As big as the printing press: Alec Ross on the wonders—and dangers—of the web

  • Social media
  • September 3, 2012
  • Esther Goh
As big as the printing press: Alec Ross on the wonders—and dangers—of the web

It is a scientifically proven fact (or will be, once somebody gets around to studying it) that the internet favours extremes. Trolls (like spammers) are inescapable. And as Alec Ross said in his keynote address to the Project Revolution conference last week, moderation and compromise tend to get punished in the process.

Ross, senior advisor for innovation to US Secretary of State Hillary Clinton, knows this all too well.

“Discussions on my Facebook page tend to be more civilised than on Twitter, and I think that’s in part because of the real name policy,” he told Idealog.

This is the aspect of the web that he likes the least, he says, and is an area where he sees room for innovation. Just how do we inject moderation into polarised conversations? Ross doesn’t know, but he hopes somebody will figure it out.

In the meantime, sanity suffers on.

Almost as big as the printing press

That said, technology is simply a tool, and not inherently good or evil. Technology has been central to Ross’ career (he started One Economy in 2000, a non-profit bringing technology to low-income people around the world, and after being recruited to the 2008 Obama campaign, was instrumental in its innovative use of social media to mobilise new ranks) and he believes the internet has had the biggest impact of any technology since the printing press.

A question from the audience: Is it disruptive enough to put an end to the nation state as we know it?

Ross acknowledges that the internet “doesn’t respect national lines” and that boundaries are being eroded, but while the ancient concept of state sovereignty has been shaken, it won’t be destroyed, he says.

A baseline of transparency

For decades politicians have largely worked behind closed doors. Today, we expect more from them and in turn, they must tread a fine line between security and accountability.

“There is an implicit tension. The question for me is what is the default setting – is it open or is it closed? What’s important is the default be openness and transparency,” says Ross. “There are necessary security conditions; it’s still necessary for there to be confidential communications between diplomats. I don’t want a webcam streaming everything I do in my office. We’ve tried to move it from transparency being the exception to being the norm. But it’s never 100 to zero. I live in a world of nuance.”

So has he seen a mindset shift within the US government?

Ross is quick to emphasise that he’s not the only one responsible for effecting change.

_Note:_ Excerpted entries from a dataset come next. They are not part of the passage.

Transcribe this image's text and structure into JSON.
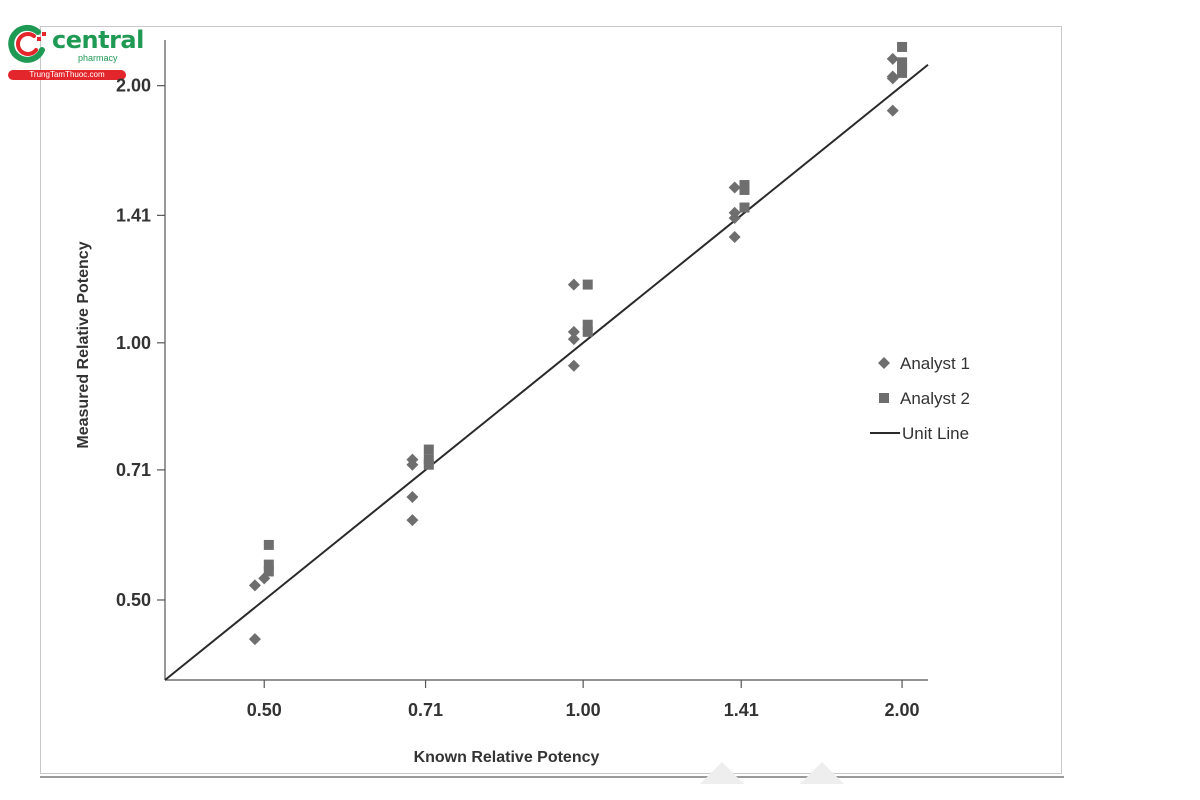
{
  "logo": {
    "name": "central",
    "sub": "pharmacy",
    "site": "TrungTamThuoc.com"
  },
  "chart_data": {
    "type": "scatter",
    "title": "",
    "xlabel": "Known Relative Potency",
    "ylabel": "Measured Relative Potency",
    "x_scale": "log2",
    "y_scale": "log2",
    "xlim": [
      0.403,
      2.116
    ],
    "ylim": [
      0.403,
      2.262
    ],
    "x_ticks": [
      0.5,
      0.71,
      1.0,
      1.41,
      2.0
    ],
    "x_tick_labels": [
      "0.50",
      "0.71",
      "1.00",
      "1.41",
      "2.00"
    ],
    "y_ticks": [
      0.5,
      0.71,
      1.0,
      1.41,
      2.0
    ],
    "y_tick_labels": [
      "0.50",
      "0.71",
      "1.00",
      "1.41",
      "2.00"
    ],
    "grid": false,
    "legend": "right",
    "series": [
      {
        "name": "Analyst 1",
        "marker": "diamond",
        "color": "#6e6e6e",
        "points": [
          {
            "x": 0.49,
            "y": 0.52
          },
          {
            "x": 0.49,
            "y": 0.45
          },
          {
            "x": 0.5,
            "y": 0.53
          },
          {
            "x": 0.69,
            "y": 0.73
          },
          {
            "x": 0.69,
            "y": 0.72
          },
          {
            "x": 0.69,
            "y": 0.66
          },
          {
            "x": 0.69,
            "y": 0.62
          },
          {
            "x": 0.98,
            "y": 1.17
          },
          {
            "x": 0.98,
            "y": 1.03
          },
          {
            "x": 0.98,
            "y": 1.01
          },
          {
            "x": 0.98,
            "y": 0.94
          },
          {
            "x": 1.39,
            "y": 1.52
          },
          {
            "x": 1.39,
            "y": 1.42
          },
          {
            "x": 1.39,
            "y": 1.4
          },
          {
            "x": 1.39,
            "y": 1.33
          },
          {
            "x": 1.96,
            "y": 2.15
          },
          {
            "x": 1.96,
            "y": 2.05
          },
          {
            "x": 1.96,
            "y": 2.04
          },
          {
            "x": 1.96,
            "y": 1.87
          }
        ]
      },
      {
        "name": "Analyst 2",
        "marker": "square",
        "color": "#6e6e6e",
        "points": [
          {
            "x": 0.505,
            "y": 0.58
          },
          {
            "x": 0.505,
            "y": 0.55
          },
          {
            "x": 0.505,
            "y": 0.54
          },
          {
            "x": 0.715,
            "y": 0.75
          },
          {
            "x": 0.715,
            "y": 0.73
          },
          {
            "x": 0.715,
            "y": 0.72
          },
          {
            "x": 1.01,
            "y": 1.17
          },
          {
            "x": 1.01,
            "y": 1.05
          },
          {
            "x": 1.01,
            "y": 1.03
          },
          {
            "x": 1.42,
            "y": 1.53
          },
          {
            "x": 1.42,
            "y": 1.51
          },
          {
            "x": 1.42,
            "y": 1.44
          },
          {
            "x": 2.0,
            "y": 2.22
          },
          {
            "x": 2.0,
            "y": 2.13
          },
          {
            "x": 2.0,
            "y": 2.1
          },
          {
            "x": 2.0,
            "y": 2.07
          }
        ]
      },
      {
        "name": "Unit Line",
        "marker": "line",
        "color": "#2a2a2a",
        "points": [
          {
            "x": 0.403,
            "y": 0.403
          },
          {
            "x": 2.116,
            "y": 2.116
          }
        ]
      }
    ]
  }
}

“Our team at the State Department – I feel like we’re the All Blacks. We’re a good team and it’s not all about one player,” he says. “I do believe we’ve significantly changed the way that people think about foreign policy. I think before, foreign policy was perceived to be just between people sipping coffee at a mahogany table behind closed doors with flags flying in the background, having one-on-one government-to-government communications. I think foreign policy has been wildly opened up and I think we’ve played a meaningful role in that.”